De onde brotam “mil grotescas dissonâncias”, ainda jaz uma esfinge adormecida – sem que isso tenha explicação: a música emancipatória do início do século passado. Há nela, certamente, algo de digressivo em relação ao todo estético do efetivo senso avant-garde das primeiras revoluções dos novecentos. E, por pouco, já não nos basta que tal digressão entre num sistema de trocas hermético e conciso para consigo mesma (o que resultaria em nada, ou no desdém infalível das nossas atuais carências frente ao inominável não-idêntico).

Eis que a problemática então se põe: quais os nossos motivos para um rechaço veemente em relação a tal objeto estético, a saber, a música pós-tonal de tempos já seculares? A arte que rejeite (ou atualize) nossas proposições de gosto, nossos juízos, deve permanecer à parte da nossa perspectiva, do nosso ponto de vista? O que há com as edificações musicais construídas sobre a cabeça de nossos costumes, traçando em milhas a distância intocável do nosso limite sensível, humano?

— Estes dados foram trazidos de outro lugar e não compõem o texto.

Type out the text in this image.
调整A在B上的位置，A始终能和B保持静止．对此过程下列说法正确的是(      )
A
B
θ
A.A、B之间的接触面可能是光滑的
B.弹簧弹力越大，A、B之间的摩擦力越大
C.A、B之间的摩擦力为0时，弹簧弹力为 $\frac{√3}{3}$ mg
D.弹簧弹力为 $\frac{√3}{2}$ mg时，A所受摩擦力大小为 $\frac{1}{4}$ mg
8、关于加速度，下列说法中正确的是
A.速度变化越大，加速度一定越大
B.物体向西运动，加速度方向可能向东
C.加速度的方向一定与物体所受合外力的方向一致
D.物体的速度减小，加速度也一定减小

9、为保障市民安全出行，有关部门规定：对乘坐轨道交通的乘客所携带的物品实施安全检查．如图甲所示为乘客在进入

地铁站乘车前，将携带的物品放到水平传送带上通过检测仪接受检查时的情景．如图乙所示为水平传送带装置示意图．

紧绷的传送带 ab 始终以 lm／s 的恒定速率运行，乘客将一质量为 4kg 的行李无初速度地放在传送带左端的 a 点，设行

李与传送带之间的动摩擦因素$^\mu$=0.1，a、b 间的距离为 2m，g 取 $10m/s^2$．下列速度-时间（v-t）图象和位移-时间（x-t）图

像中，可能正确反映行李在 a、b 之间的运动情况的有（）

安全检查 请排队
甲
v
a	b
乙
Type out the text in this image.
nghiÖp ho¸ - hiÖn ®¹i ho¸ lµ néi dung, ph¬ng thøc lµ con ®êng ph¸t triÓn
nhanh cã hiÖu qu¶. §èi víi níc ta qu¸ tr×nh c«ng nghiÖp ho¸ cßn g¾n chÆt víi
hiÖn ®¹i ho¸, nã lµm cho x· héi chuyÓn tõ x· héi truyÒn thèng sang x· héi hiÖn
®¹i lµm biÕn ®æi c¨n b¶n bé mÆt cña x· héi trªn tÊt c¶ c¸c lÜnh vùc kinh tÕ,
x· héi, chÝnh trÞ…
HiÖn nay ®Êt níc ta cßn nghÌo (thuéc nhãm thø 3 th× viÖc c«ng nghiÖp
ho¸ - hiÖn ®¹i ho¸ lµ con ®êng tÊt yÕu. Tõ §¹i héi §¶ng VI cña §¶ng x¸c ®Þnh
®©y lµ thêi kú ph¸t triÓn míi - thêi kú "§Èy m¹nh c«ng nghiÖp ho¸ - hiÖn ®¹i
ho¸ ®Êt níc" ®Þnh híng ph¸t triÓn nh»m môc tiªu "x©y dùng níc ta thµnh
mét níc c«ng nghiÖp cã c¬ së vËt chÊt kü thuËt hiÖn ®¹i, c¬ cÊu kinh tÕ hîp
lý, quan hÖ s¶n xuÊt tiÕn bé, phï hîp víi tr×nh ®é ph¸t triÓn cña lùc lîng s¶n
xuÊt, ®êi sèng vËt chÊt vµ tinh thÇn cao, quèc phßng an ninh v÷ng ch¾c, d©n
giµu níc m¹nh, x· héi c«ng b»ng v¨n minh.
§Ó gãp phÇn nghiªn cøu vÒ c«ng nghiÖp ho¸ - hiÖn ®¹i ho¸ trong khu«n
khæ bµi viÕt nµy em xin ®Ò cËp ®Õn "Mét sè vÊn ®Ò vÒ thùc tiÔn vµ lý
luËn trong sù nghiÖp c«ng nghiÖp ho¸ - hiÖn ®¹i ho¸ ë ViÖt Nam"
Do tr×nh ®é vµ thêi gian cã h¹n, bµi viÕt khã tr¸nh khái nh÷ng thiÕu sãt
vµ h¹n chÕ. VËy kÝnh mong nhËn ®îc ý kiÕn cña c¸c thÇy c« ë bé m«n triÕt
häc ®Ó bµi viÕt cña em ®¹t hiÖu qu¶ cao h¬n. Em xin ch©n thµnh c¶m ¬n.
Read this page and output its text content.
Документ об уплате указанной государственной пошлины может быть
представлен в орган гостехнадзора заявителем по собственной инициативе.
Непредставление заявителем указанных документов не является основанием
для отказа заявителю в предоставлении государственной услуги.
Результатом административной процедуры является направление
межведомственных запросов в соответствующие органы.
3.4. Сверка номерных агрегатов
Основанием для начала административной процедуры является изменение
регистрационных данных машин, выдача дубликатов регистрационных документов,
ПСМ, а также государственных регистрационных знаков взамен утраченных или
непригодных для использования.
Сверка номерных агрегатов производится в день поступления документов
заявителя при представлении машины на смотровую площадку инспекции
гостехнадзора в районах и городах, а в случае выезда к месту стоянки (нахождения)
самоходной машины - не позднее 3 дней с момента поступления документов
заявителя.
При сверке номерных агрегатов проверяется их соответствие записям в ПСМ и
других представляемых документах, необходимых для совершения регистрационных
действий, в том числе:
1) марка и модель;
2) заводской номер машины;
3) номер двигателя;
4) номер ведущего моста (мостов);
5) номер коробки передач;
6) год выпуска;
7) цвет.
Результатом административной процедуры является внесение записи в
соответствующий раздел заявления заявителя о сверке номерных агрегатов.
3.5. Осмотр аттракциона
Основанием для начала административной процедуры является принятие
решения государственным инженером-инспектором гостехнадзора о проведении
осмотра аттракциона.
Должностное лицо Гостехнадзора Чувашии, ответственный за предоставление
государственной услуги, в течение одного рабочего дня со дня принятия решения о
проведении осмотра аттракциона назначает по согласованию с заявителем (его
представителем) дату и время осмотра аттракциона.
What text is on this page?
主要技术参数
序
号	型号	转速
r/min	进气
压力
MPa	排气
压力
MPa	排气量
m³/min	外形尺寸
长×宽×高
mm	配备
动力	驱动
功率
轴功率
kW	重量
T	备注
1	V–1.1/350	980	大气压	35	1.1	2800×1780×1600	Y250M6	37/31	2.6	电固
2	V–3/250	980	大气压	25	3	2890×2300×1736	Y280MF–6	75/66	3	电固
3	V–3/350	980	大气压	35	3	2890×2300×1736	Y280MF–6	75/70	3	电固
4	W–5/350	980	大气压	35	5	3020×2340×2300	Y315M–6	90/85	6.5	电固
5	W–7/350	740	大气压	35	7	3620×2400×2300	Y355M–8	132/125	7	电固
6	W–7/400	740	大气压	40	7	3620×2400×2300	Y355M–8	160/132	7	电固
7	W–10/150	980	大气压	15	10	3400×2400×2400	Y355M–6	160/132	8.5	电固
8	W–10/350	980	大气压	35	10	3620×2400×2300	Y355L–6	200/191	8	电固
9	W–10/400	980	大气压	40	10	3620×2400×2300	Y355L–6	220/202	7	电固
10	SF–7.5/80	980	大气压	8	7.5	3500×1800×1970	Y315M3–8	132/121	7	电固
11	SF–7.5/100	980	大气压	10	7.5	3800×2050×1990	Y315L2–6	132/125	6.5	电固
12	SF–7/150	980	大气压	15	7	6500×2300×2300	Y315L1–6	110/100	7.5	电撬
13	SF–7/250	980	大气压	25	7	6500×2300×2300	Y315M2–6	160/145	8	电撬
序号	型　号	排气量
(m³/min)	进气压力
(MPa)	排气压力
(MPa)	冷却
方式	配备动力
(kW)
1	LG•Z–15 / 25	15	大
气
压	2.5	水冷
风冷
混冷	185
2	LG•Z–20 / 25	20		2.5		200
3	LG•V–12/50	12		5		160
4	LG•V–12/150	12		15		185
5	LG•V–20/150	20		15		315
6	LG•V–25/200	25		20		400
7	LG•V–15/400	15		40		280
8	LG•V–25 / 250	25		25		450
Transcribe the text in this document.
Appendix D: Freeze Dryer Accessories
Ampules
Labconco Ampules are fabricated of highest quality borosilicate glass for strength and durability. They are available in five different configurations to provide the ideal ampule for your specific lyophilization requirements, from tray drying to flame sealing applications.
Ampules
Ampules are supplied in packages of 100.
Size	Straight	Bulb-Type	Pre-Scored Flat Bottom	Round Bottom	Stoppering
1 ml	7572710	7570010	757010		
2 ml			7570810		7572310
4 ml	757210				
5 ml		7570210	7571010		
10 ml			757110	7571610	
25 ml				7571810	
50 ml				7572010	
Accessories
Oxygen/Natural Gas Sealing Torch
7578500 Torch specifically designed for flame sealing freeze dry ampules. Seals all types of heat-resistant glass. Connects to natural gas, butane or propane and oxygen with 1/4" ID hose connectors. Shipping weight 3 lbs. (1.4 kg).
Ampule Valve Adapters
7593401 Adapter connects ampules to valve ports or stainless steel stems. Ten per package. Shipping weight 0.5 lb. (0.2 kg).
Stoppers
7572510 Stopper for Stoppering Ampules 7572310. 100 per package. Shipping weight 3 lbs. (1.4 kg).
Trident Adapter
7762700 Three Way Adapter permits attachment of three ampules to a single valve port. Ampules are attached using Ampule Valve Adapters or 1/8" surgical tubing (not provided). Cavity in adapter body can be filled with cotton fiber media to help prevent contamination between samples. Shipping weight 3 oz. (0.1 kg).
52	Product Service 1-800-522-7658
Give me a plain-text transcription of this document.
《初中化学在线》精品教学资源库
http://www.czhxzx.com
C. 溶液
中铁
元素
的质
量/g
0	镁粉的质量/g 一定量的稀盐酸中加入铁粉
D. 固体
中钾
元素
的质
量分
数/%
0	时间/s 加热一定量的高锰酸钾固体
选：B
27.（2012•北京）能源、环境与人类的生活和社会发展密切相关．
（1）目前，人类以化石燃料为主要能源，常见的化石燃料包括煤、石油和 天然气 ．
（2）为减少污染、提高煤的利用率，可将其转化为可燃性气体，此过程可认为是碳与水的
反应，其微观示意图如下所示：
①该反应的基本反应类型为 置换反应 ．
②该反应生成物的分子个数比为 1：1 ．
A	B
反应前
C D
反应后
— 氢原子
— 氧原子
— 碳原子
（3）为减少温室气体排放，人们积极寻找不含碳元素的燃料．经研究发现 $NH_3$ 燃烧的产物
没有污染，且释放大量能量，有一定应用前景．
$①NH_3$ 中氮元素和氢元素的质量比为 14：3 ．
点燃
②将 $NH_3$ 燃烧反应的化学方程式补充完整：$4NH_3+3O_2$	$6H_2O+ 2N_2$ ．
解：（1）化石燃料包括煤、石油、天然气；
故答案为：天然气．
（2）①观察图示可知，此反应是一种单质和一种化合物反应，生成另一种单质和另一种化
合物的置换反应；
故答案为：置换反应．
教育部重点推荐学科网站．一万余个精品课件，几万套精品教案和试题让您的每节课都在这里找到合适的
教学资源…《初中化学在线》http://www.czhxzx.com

“Edificações musicais” exatamente onde aquela tênue linha digressiva rompe pela tangente a cadeia vanguardista desse mesmo tempo. Exatamente onde a abertura ao extra-semântico e ao formalismo deslocou da música o seu tradicional sistema discursivo, ou (num mínimo paralelo) da pintura o seu caráter figurativo - mas unicamente num pequeno paralelo, pois a arte pictórica tem os seus problemas intrínsecos (dentre os quais a preocupação com o decorativismo). Ou em termos explícitos: qual o motivo da fantástica distorção pela qual passamos, diante da assimilação enérgica dos (antes) transgressores Picasso, Kafka, Brecht (etc.) em detrimento dos seus contemporâneos Schönberg, Varèse, Ives (etc.)?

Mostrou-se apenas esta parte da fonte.